The start of the book features Olivia and company headed to the Holy Land of Mekia, there to meet up with its leader, who has taken a shine to Olivia. They try to lure her to their side with promises of using their resources to find out where Z is, which makes Claudia curse, as this had never even occurred to her to try to offer Olivia, and Fermest can’t do it very well as they’re at war. Still, an incident involving Ashton’s near-death… again… convinces Olivia that she’s not going to change sides for now. In the meantime, the empire continues to have a very bad time, which is what happens when your grand vizier… pardon me, chancellor… is evil and your empire is secretly run by a death god. When the Kingdom comes calling, with Olivia at its vanguard, who will rise up to meet her? And will it be enough?

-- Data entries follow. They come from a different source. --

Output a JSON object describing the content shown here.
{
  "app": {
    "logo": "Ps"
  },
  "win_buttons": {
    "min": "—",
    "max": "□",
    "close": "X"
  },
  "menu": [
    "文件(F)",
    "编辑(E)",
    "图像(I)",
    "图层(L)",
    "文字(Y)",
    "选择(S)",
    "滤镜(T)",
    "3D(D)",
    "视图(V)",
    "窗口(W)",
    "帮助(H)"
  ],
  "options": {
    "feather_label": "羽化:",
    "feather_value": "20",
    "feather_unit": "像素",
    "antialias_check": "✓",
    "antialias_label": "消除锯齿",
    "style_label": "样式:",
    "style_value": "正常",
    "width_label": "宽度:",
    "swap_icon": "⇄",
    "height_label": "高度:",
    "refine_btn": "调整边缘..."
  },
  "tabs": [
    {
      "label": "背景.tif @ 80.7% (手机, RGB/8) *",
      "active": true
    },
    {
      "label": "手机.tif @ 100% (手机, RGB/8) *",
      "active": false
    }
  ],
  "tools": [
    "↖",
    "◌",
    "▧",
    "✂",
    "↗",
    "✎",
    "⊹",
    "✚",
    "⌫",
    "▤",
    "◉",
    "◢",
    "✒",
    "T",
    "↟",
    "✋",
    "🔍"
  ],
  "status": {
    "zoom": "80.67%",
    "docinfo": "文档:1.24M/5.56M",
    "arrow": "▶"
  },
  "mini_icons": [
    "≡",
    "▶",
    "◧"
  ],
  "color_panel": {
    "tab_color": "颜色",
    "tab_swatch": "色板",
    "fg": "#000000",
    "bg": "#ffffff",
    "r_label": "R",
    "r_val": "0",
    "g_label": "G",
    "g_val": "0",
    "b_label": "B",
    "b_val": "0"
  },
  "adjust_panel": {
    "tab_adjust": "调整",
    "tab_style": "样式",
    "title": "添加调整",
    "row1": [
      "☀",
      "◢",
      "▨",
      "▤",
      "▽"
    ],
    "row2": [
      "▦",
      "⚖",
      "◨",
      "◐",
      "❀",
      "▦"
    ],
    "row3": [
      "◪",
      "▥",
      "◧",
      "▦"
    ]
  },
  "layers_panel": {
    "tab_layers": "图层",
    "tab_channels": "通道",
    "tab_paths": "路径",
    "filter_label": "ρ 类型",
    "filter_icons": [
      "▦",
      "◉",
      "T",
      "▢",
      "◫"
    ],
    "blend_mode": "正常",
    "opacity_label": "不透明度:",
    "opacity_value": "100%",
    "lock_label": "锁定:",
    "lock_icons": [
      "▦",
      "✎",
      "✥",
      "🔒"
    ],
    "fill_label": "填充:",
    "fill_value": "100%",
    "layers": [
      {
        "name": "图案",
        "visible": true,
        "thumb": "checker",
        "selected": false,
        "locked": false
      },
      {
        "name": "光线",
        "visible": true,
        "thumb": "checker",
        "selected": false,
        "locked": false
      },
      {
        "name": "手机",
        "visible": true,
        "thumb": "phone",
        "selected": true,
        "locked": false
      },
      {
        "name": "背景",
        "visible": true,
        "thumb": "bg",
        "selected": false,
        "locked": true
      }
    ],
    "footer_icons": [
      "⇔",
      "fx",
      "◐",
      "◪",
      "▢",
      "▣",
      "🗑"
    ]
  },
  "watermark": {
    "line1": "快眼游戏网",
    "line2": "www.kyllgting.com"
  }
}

We get a nice little flashback in this book to Olivia’s parents (though she was originally called Caroline) and are reminded that her mother is of Deep Folk descent, which is leading to a lot of subplots converging. Still, she may have human/deep folk as birth parents but her upbringing is all Z, and that’s what really makes her as inhuman as she seems at times in the series. She has no real fear of monsters that would kill anybody else, and when asked where she grew up, points to the middle of a forest that has a reputation so bad that anyone who tries to investigate it finds their investigators dead. That said… Olivia is also gradually getting more humanity in her, and that’s entirely due to Ashton and Claudia, who are definitely a calming, soothing influence on her, even if they can’t actually stop her from doing what she wants. This series is not going to end with polyamory, but if it *did*, it would be great.

It might also end with most of the cast dead, admittedly. After all, war is hell.